THERE are valid and weighty reasons for reviewing the strategy for helping people survive the high inflation rate, prohibitive food prices and unemployment. It is also necessary to rationally assess the impact of populist measures on the beneficiaries, society and the national economy.
The government effort to control the runaway surge in food prices by fixing and enforcing market rates is not likely to be as effective as assumed by the establishment. The 14 federal and provincial price control laws have been as ineffective over the past many decades as the laws against food adulteration.
In addition, price controls often give birth to a black market. So long as traders and speculators are free to raise prices, there is no black market, as black-market prices are accepted as normal prices. But when price controls are introduced, goods start disappearing from shops and can only be had at concealed counters run by traders with the connivance of greedy officials. Thus poorly enforced prices may increase the cost of essential items.
Besides, after relying for decades on the deregulation mantra, we are reviving regulatory mechanisms without breaking from capitalist management (or mismanagement) of the economy. How will this policy be viewed by our international mai-baaps? The IMF certificates of success in mid-term tests need not be taken seriously as any critical appraisal will not redound to the bank’s credit.
The unemployment situation has acquired some extremely weird features.
Much faith is being put in the capacity of the Utility Stores Corporation (USC) to supply essential food items and some other household needs at cheaper than market rates. The bosses of the corporation must be laughing at the happy turn in their fortunes, for in the first flush of success, the present government was reported to have decided to wind up the corporation because its house experts did not think it was the government’s job to sell wheat flour and vegetable ghee.

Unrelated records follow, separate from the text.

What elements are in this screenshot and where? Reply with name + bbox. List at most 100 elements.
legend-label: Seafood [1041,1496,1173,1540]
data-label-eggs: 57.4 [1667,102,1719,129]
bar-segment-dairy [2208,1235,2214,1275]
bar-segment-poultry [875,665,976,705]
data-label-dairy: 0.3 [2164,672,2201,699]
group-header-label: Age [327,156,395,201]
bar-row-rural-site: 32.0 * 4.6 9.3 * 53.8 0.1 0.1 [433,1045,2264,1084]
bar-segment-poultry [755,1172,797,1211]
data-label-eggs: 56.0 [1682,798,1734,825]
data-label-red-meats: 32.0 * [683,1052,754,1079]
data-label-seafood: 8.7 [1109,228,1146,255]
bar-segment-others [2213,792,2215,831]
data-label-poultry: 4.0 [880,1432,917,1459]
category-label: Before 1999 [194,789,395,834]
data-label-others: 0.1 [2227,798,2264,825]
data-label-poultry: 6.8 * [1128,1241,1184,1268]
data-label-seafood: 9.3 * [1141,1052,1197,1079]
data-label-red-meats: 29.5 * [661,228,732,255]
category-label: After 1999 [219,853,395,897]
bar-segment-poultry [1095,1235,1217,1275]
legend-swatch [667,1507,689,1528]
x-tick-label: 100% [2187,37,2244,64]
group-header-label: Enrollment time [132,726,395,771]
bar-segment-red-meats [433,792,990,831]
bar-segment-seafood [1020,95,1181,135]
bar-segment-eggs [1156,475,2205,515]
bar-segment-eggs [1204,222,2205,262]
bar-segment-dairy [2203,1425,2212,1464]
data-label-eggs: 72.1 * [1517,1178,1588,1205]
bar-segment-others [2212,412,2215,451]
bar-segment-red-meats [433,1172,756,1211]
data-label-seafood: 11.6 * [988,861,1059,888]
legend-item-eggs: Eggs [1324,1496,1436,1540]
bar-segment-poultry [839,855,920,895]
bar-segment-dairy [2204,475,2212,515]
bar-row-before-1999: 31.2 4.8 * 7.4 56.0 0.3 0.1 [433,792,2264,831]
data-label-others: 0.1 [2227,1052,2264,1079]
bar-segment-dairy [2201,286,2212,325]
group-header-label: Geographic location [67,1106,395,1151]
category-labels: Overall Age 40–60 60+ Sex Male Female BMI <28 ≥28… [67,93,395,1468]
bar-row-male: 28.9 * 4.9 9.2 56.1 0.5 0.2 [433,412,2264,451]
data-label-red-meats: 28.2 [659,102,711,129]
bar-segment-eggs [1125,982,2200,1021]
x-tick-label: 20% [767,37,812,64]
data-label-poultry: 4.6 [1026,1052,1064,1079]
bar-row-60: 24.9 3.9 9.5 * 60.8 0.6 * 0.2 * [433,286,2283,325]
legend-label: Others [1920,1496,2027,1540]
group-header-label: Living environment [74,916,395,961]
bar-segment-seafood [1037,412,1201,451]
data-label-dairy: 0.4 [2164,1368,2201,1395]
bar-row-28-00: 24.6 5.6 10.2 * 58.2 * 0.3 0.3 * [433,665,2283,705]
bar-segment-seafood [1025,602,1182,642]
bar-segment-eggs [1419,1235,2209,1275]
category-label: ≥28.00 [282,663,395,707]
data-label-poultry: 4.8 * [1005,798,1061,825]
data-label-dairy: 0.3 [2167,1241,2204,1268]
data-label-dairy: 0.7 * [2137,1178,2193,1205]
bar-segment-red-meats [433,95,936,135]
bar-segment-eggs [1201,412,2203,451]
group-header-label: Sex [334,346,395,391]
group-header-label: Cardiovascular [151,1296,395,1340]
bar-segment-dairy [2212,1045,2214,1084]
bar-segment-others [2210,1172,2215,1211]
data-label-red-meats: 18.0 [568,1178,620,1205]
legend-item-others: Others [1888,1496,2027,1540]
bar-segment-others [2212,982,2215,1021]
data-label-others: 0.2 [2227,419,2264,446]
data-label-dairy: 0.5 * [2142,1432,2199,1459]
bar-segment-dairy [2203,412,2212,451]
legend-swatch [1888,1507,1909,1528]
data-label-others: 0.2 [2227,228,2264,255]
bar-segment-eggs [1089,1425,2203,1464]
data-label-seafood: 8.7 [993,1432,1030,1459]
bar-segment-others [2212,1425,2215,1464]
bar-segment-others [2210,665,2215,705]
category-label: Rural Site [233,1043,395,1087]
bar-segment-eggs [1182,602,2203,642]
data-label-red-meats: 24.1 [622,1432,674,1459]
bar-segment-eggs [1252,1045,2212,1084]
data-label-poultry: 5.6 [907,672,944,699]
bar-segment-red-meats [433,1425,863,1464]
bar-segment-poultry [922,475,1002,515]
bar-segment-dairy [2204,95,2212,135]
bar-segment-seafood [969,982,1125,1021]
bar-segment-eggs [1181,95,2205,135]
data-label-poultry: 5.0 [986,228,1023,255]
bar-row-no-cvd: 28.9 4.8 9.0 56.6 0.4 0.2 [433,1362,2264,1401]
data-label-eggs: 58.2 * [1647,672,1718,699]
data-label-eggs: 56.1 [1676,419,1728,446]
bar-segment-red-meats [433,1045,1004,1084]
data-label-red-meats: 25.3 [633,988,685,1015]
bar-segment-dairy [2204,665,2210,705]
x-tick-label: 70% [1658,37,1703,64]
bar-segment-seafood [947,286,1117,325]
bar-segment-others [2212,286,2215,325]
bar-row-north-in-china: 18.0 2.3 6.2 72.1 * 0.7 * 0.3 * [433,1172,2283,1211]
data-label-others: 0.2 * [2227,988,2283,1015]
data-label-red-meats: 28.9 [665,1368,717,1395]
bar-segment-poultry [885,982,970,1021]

By reducing the high profit margins maintained by wholesalers and retailers, and with a certain level of efficiency in supplying goods to its chain of stores, the USC can offer the consumers considerable relief.
The reality on the ground may not be as rosy as it seems. What proportion of the population can be served by the 5,900 or so utility stores across the country? Since the stores are largely concentrated in major cities, where most troublemakers are found, the officials may have reason to be happy at the prospect of eliminating urban unrest.
However, do the urban agitators have the cash resources to be able to benefit from the services of the utility stores? As many rights activists still not prevented from voicing the people’s concerns have pointed out, the unemployment situation has acquired some extremely weird features. The situation today is that a large number of people are searching for jobs that are not there. A very large number of employees in both the public and private sectors are not being paid their wages even at heavily slashed rates. The ordeal of workers employed at RO plants in Tharparkar is worth reporting. As against the minimum wage for unskilled workers, Rs17,500, they are considered entitled to Rs16,500 per month, but the contractor (who in most cases is in league with the local officials) offers them only Rs10,920 per month. Even this amount is not paid for up to six months. And these wretches have been employed on an ad hoc basis for six to 12 years.
This brings us to the most vexatious issue in the debate on the country’s economic woes — a huge part of the population does not have the resources needed to benefit from the sale of necessities at controlled prices. The government is banking on several measures aimed at supplementing the incomes of the disadvantaged sections of society. These are highly popular activities and yield rich political dividends. But the amounts provided to indigent families fall much below the benefits yielded by social security and cannot be a substitute for a family’s main source of livelihood. In other words, there are no family resources worth the name that the dole money might supplement.
All dole schemes need to be reviewed to avoid the growth of parasitism and loss of hands that are needed for productive work. Parasites in any case are a curse our nation cannot afford to sustain. They are a destabilising factor. As an Arabic proverb says: the head of an idle man is the devil’s workshop.
Even otherwise, a dole system violates the inherent dignity of a human being. In any state that will be accepted as civilised by virtue of its respect for basic human rights, the citizens’ right to earn their livelihood by the sweat of their labour enjoys high priority.
In periods of economic recession, states are advised to launch labour-intensive projects. If nothing else, idle workers may be paid good wages for digging holes in the ground and filling them up, as Keynes once said. Are there no public projects where the unemployed masses could be put to work? Why has the Khyber Pakhtunkhwa government banned the construction of new schools in the public sector? Does it not need, like other provinces, many new schools to meet the requirements of Article 25-A of the Constitution (the children’s right to education). Why can idle labour not be mobilised to clean the canals or heaps of garbage in principal urban centres, or meet the rural areas’ infrastructural needs? Much can be done by putting the unemployed to work and regularly paying them a fair wage instead of humiliating them with inadequate dole money.
One of the keys to overcoming an economic crisis is reduction in state expenditures, especially the non-productive ones. Several leading economists who are not on the state payroll have pointed out that the state could find resources by reducing the size of the unnecessarily large administration and improving the efficiency of services by slashing their extra fat. The state is manifestly short on wisdom and should rush to grab it wherever it is available.